3. All' articolo 3, comma 5, del decreto-legge 24 giugno 2014, n. 90 , convertito, con modificazioni, dalla legge 11 agosto 2014, n. 114 , dopo le parole "nel rispetto della programmazione del fabbisogno e di quella finanziaria e contabile" sono aggiunte le seguenti "; e' altresi' consentito l'utilizzo dei residui ancora disponibili delle quote percentuali delle facolta' assunzionali riferite al triennio precedente".
4. All' articolo 41, comma 2, del decreto-legge 24 aprile 2014, n. 66 , convertito, con modificazioni dalla legge 23 giugno 2014, n. 89 , e' aggiunto, in fine, il seguente periodo:
"Ai fini del calcolo dei tempi medi di pagamento, si escludono i pagamenti effettuati mediante l'utilizzo delle anticipazioni di liquidita' o degli spazi finanziari disposti dall' articolo 32, comma 2 , nonche' dall' articolo 1, commi 1 e 10, del decreto-legge 8 aprile 2013, n. 35 , convertito, con modificazioni, dalla legge 6 giugno 2013, n. 64 ."
4-bis.
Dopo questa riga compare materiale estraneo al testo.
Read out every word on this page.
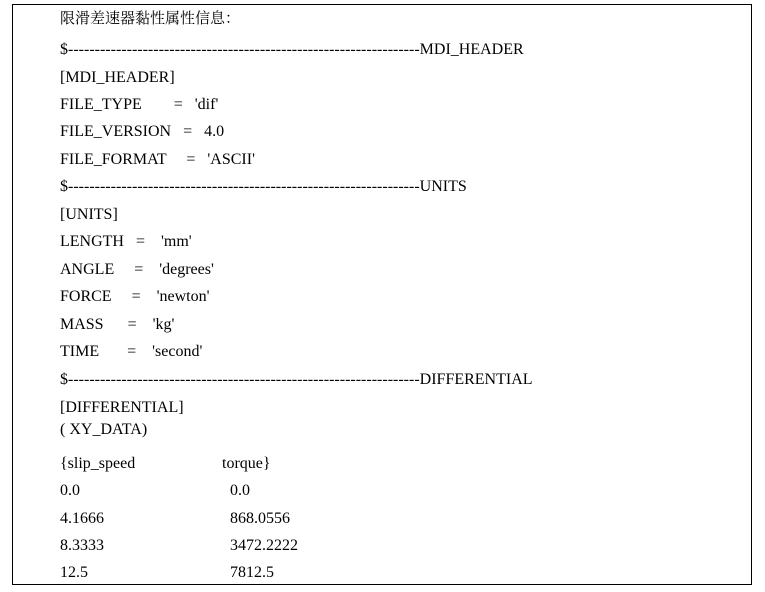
限滑差速器黏性属性信息：
$------------------------------------------------------------------MDI_HEADER
[MDI_HEADER]
FILE_TYPE        =   'dif'
FILE_VERSION   =   4.0
FILE_FORMAT     =   'ASCII'
$------------------------------------------------------------------UNITS
[UNITS]
LENGTH   =    'mm'
ANGLE     =    'degrees'
FORCE     =    'newton'
MASS      =    'kg'
TIME       =    'second'
$------------------------------------------------------------------DIFFERENTIAL
[DIFFERENTIAL]
( XY_DATA)
{slip_speed	torque}
0.0	0.0
4.1666	868.0556
8.3333	3472.2222
12.5	7812.5
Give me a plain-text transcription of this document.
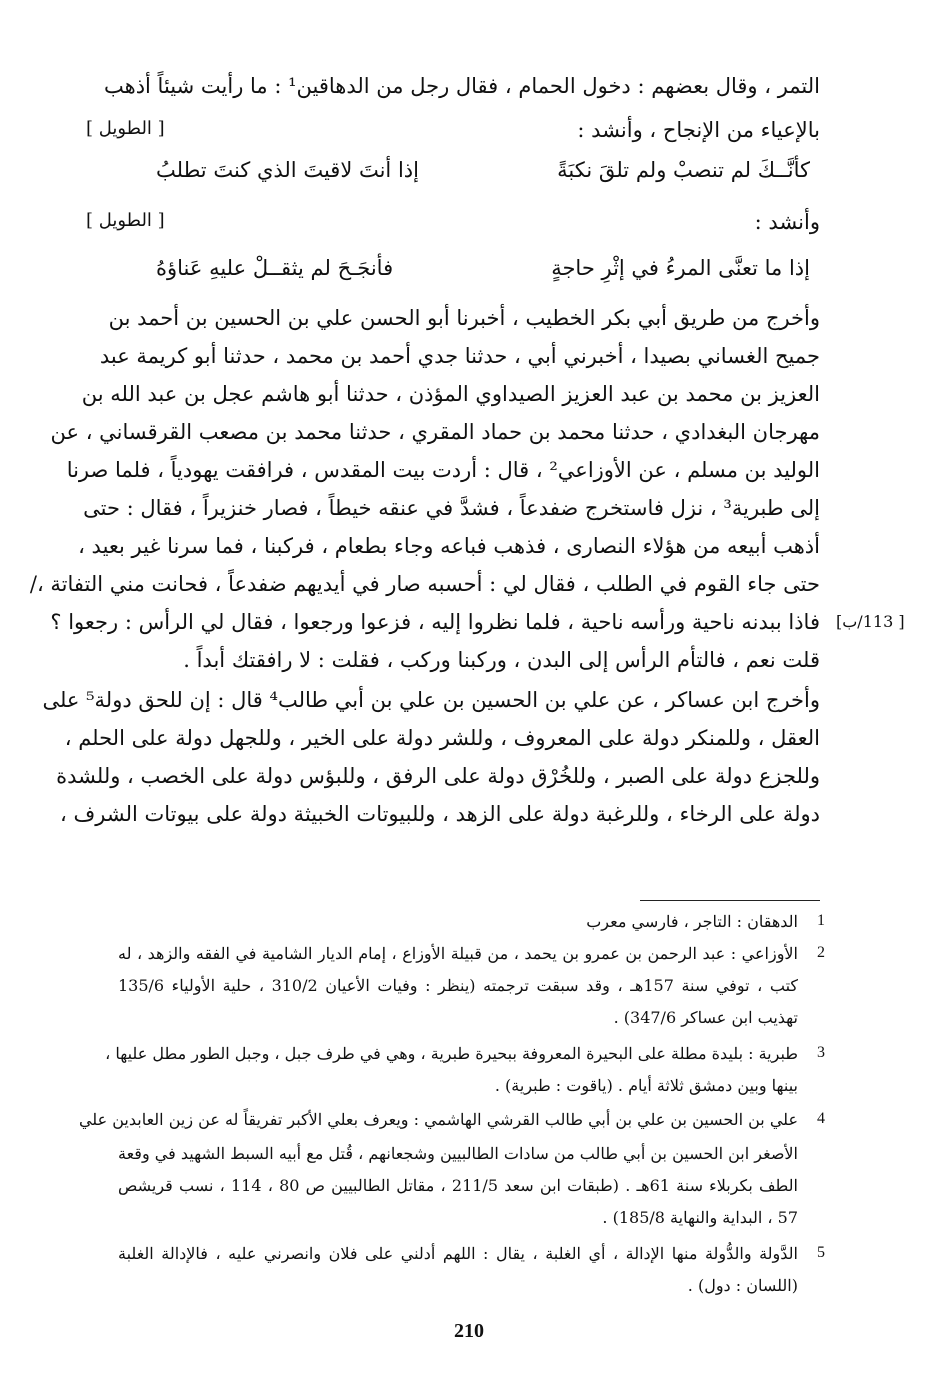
التمر ، وقال بعضهم : دخول الحمام ، فقال رجل من الدهاقين¹ : ما رأيت شيئاً أذهب
بالإعياء من الإنجاح ، وأنشد :
[ الطويل ]
كأنَّــكَ لم تنصبْ ولم تلقَ نكبَةً
إذا أنتَ لاقيتَ الذي كنتَ تطلبُ
وأنشد :
[ الطويل ]
إذا ما تعنَّى المرءُ في إثْرِ حاجةٍ
فأنجَـحَ لم يثقــلْ عليهِ عَناؤهُ
وأخرج من طريق أبي بكر الخطيب ، أخبرنا أبو الحسن علي بن الحسين بن أحمد بن
جميح الغساني بصيدا ، أخبرني أبي ، حدثنا جدي أحمد بن محمد ، حدثنا أبو كريمة عبد
العزيز بن محمد بن عبد العزيز الصيداوي المؤذن ، حدثنا أبو هاشم عجل بن عبد الله بن
مهرجان البغدادي ، حدثنا محمد بن حماد المقري ، حدثنا محمد بن مصعب القرقساني ، عن
الوليد بن مسلم ، عن الأوزاعي² ، قال : أردت بيت المقدس ، فرافقت يهودياً ، فلما صرنا
إلى طبرية³ ، نزل فاستخرج ضفدعاً ، فشدَّ في عنقه خيطاً ، فصار خنزيراً ، فقال : حتى
أذهب أبيعه من هؤلاء النصارى ، فذهب فباعه وجاء بطعام ، فركبنا ، فما سرنا غير بعيد ،
حتى جاء القوم في الطلب ، فقال لي : أحسبه صار في أيديهم ضفدعاً ، فحانت مني التفاتة ،/
فاذا ببدنه ناحية ورأسه ناحية ، فلما نظروا إليه ، فزعوا ورجعوا ، فقال لي الرأس : رجعوا ؟ [ 113/ب]
قلت نعم ، فالتأم الرأس إلى البدن ، وركبنا وركب ، فقلت : لا رافقتك أبداً .
وأخرج ابن عساكر ، عن علي بن الحسين بن علي بن أبي طالب⁴ قال : إن للحق دولة⁵ على
العقل ، وللمنكر دولة على المعروف ، وللشر دولة على الخير ، وللجهل دولة على الحلم ،
وللجزع دولة على الصبر ، وللخُرْق دولة على الرفق ، وللبؤس دولة على الخصب ، وللشدة
دولة على الرخاء ، وللرغبة دولة على الزهد ، وللبيوتات الخبيثة دولة على بيوتات الشرف ،
1
الدهقان : التاجر ، فارسي معرب
2
الأوزاعي : عبد الرحمن بن عمرو بن يحمد ، من قبيلة الأوزاع ، إمام الديار الشامية في الفقه والزهد ، له
كتب ، توفي سنة 157هـ ، وقد سبقت ترجمته (ينظر : وفيات الأعيان 310/2 ، حلية الأولياء 135/6
تهذيب ابن عساكر 347/6) .
3
طبرية : بليدة مطلة على البحيرة المعروفة ببحيرة طبرية ، وهي في طرف جبل ، وجبل الطور مطل عليها ،
بينها وبين دمشق ثلاثة أيام . (ياقوت : طبرية) .
4
علي بن الحسين بن علي بن أبي طالب القرشي الهاشمي : ويعرف بعلي الأكبر تفريقاً له عن زين العابدين علي
الأصغر ابن الحسين بن أبي طالب من سادات الطالبيين وشجعانهم ، قُتل مع أبيه السبط الشهيد في وقعة
الطف بكربلاء سنة 61هـ . (طبقات ابن سعد 211/5 ، مقاتل الطالبيين ص 80 ، 114 ، نسب قريشص
57 ، البداية والنهاية 185/8) .
5
الدَّولة والدُّولة منها الإدالة ، أي الغلبة ، يقال : اللهم أدلني على فلان وانصرني عليه ، فالإدالة الغلبة
(اللسان : دول) .
210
All'articolo 98, comma 3, del testo unico di cui al decreto legislativo 18 agosto 2000, n. 267 , e' aggiunto, in fine, il seguente periodo: "Tali convenzioni possono essere stipulate anche tra comune e provincia e tra province".
4-ter. Ai fini di quanto previsto dal comma 89 dell'articolo 1 della legge 7 aprile 2014, n. 56 , ove le regioni prevedano, con propria legge, ambiti territoriali comprensivi di due o piu' enti di area vasta per l'esercizio ottimale in forma associata tra loro di funzioni conferite alle province, gli enti interessati possono, tramite accordi e d'intesa con la regione, definire le modalita' di detto esercizio anche tramite organi comuni.